I whole heartedly agree! I could never live without my beef! LOVE all the parts about your family, and I miss those days of home cooked 3 times a day. I do buy organic a lot but will never give up the beef. Thanks for stopping by all the time...I sooooo appreciate you!

Debbie said...

i am a fat lover too....that's what i keep so much on my body!! hehehehe

i clicked on the chicken skin article, I LOVE THE SKIN, now i don't have to feel any guilt eating it!!!

peppylady (Dora) said...

Not sure what is my fav meat, but I do like it.
Coffee is on

PerthDailyPhoto said...

Chicken and fish are my favs Jan, I've never eaten Pork or lamb, not for any particular reason, just not keen ☺️

Victor S E Moubarak said...

Life is getting so confusing these days. We're told to avoid fat in meat, and also in butter and frying with lard. Then we're told other things like bacon is bad for you, and sausages. Then they contradict that advice. What are we to believe?

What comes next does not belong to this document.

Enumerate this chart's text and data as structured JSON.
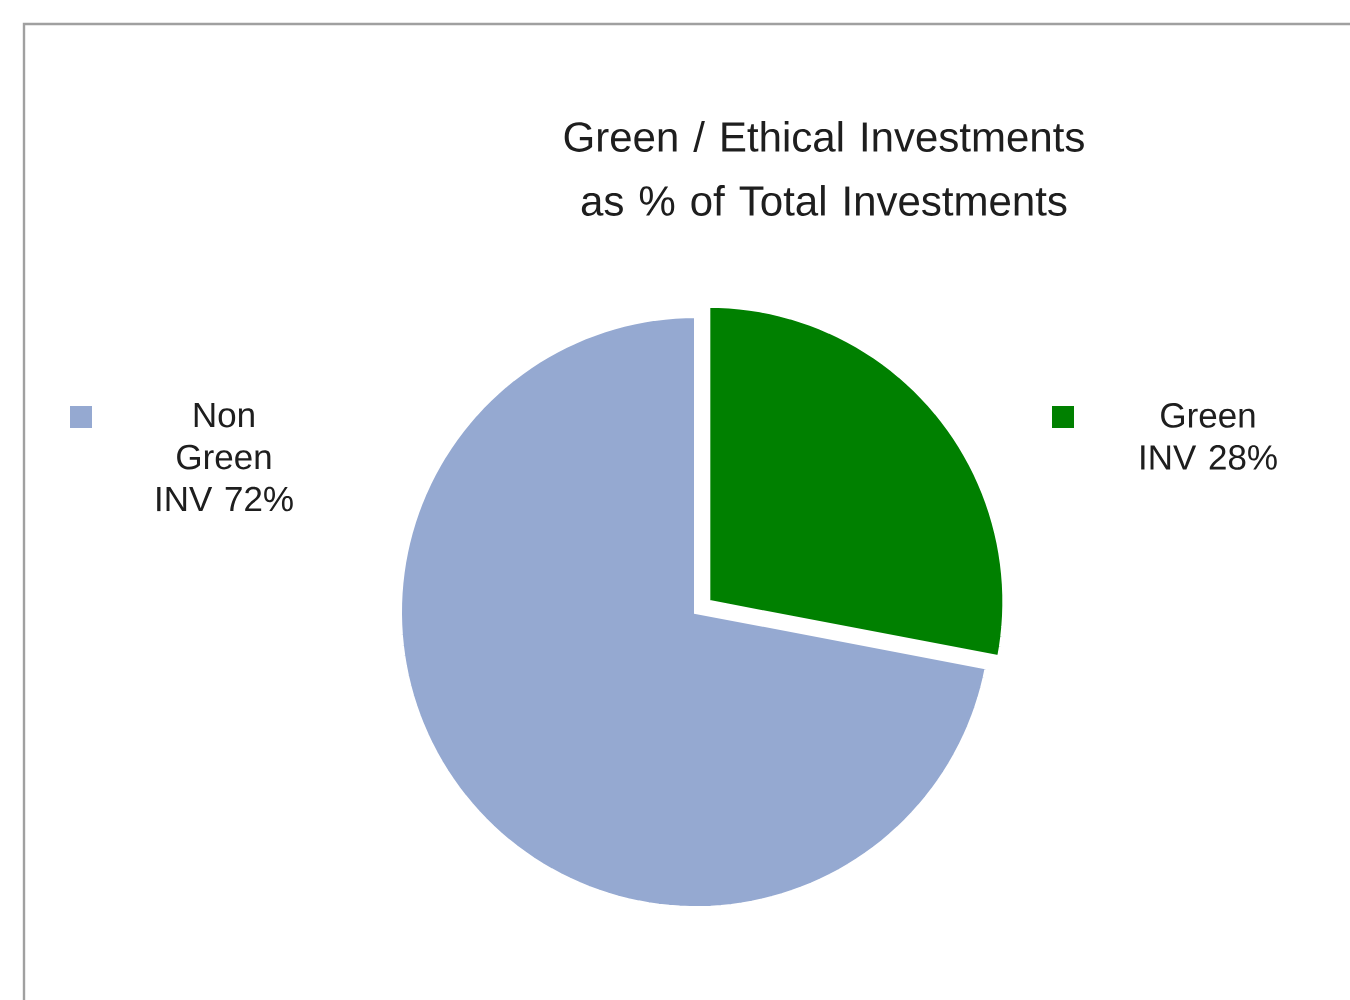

The other day my doctor suggested I do something every day that will get me slightly out of breath. So I took up smoking.

God bless. said...

I'll cook meat with fat on it but I don't like eating the fatty part.

DeniseinVA said...

I always like reading articles such as these. I grew up a meat eater and favored my dad's taste who always liked a little fat on his meat and he always said it was better for it. My sister and mum favored more lean cuts. Now I find myself trying to put more meatless dishes on the table and more fish. I wonder what the research will say about that in 20 years time :) Thanks Jan, very interesting.

carol l mckenna said...

Now they thinking that red meat is not so bad for you ~ eat in moderation is my motto ~ Great post.